Following the June 18 primary, Good pointed to several unusual events to cast doubt on the election’s legitimacy, including several fire alarms going off at polling places and officials in the city of Lynchburg mishandling a small number of ballots by failing to follow procedures for an absentee drop box.

Officials said there were normal explanations for the alarms. The drop box issue only involved seven ballots, according to officials. Elections Commissioner Susan Beals, a Republican appointee of Gov. Glenn Youngkin, also gave a speech Tuesday declaring that none of those issues should create doubt about the outcome.

Given all the variables involved in the locally driven process of running an election, she said, minor issues are bound to happen sometimes.
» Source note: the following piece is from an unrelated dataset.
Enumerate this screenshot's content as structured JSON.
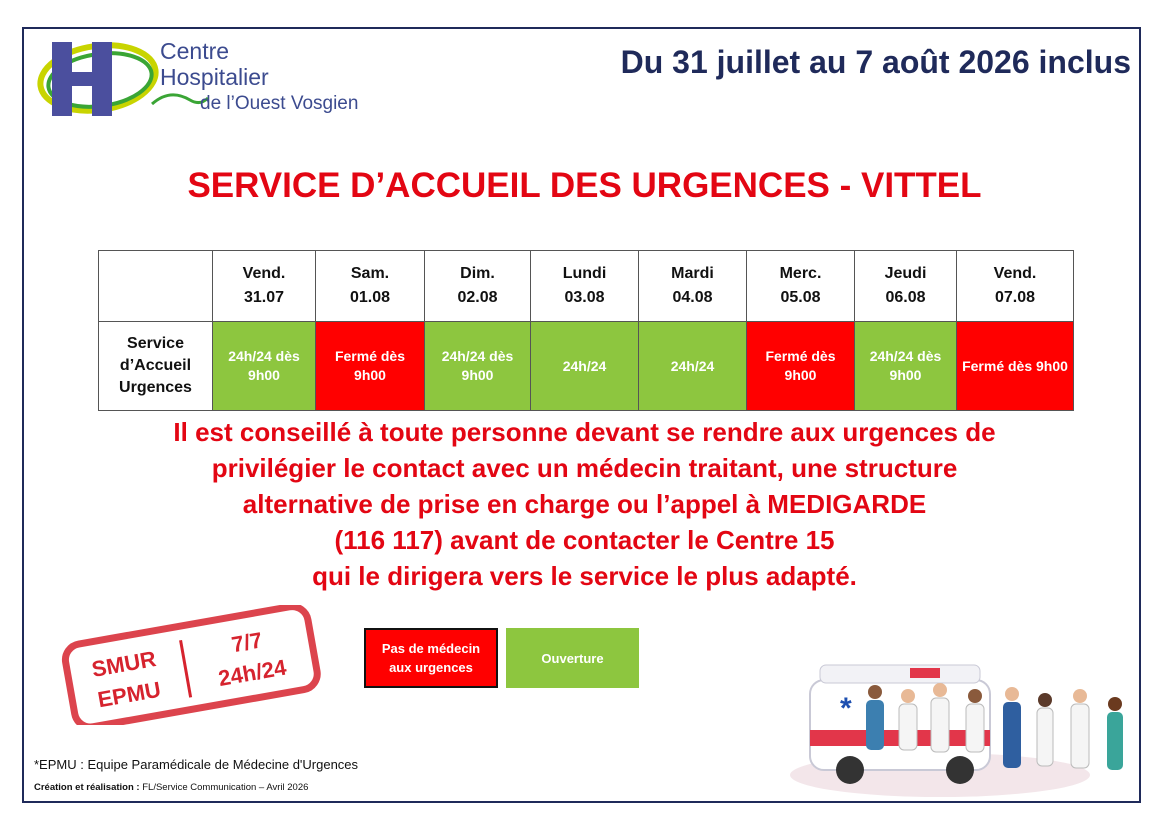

“This local responsibility means that there will be occasional issues with administration, as there are 133 individual elections being held,” Beals said, referring to the number of cities and counties in Virginia. “Any time you have a process that is run by humans, issues may occur. But these are not systemic problems that call into question the results of the election.”

In other business Tuesday, the state elections board voted unanimously to begin the process of potentially removing a local Republican election official who was accused of failing to perform her duties and being unable to set her partisanship aside.

The board voted to seek the removal of Maria Anne Kinney, a GOP member of the Charles City County Electoral Board accused of repeatedly sparring with colleagues in her county and behaving in a manner that made other election officials uncomfortable. Kinney is due in court Wednesday on a misdemeanor assault charge related to a county election employee’s claim Kinney pushed her as election business was being conducted last month. State election officials noted they had not verified the veracity of that accusation.

O’Bannon said the board had heard “sufficient factual information” about Kinney’s case to justify asking a court to make the final decision on whether she should be removed from the local board.

“We’re not adjudicating it,” he said. “That will be the court’s job.”

Looking ahead from the primaries, the state elections board conducted a random drawing Tuesday to determine the order in which political party’s candidates will appear on the ballot for the general election. Prior to the drawing, officials announced that the crystal bowl traditionally used for the process had “shat-tered” after being dropped.

It was replaced by a new, similar-looking crystal bowl. The bowl was filled with film canisters containing strips of paper with the name of a political party, and board members drew the canisters from the bowl to determine the ballot order.

Democrats got the top slot, followed by Republicans and an assortment of third parties.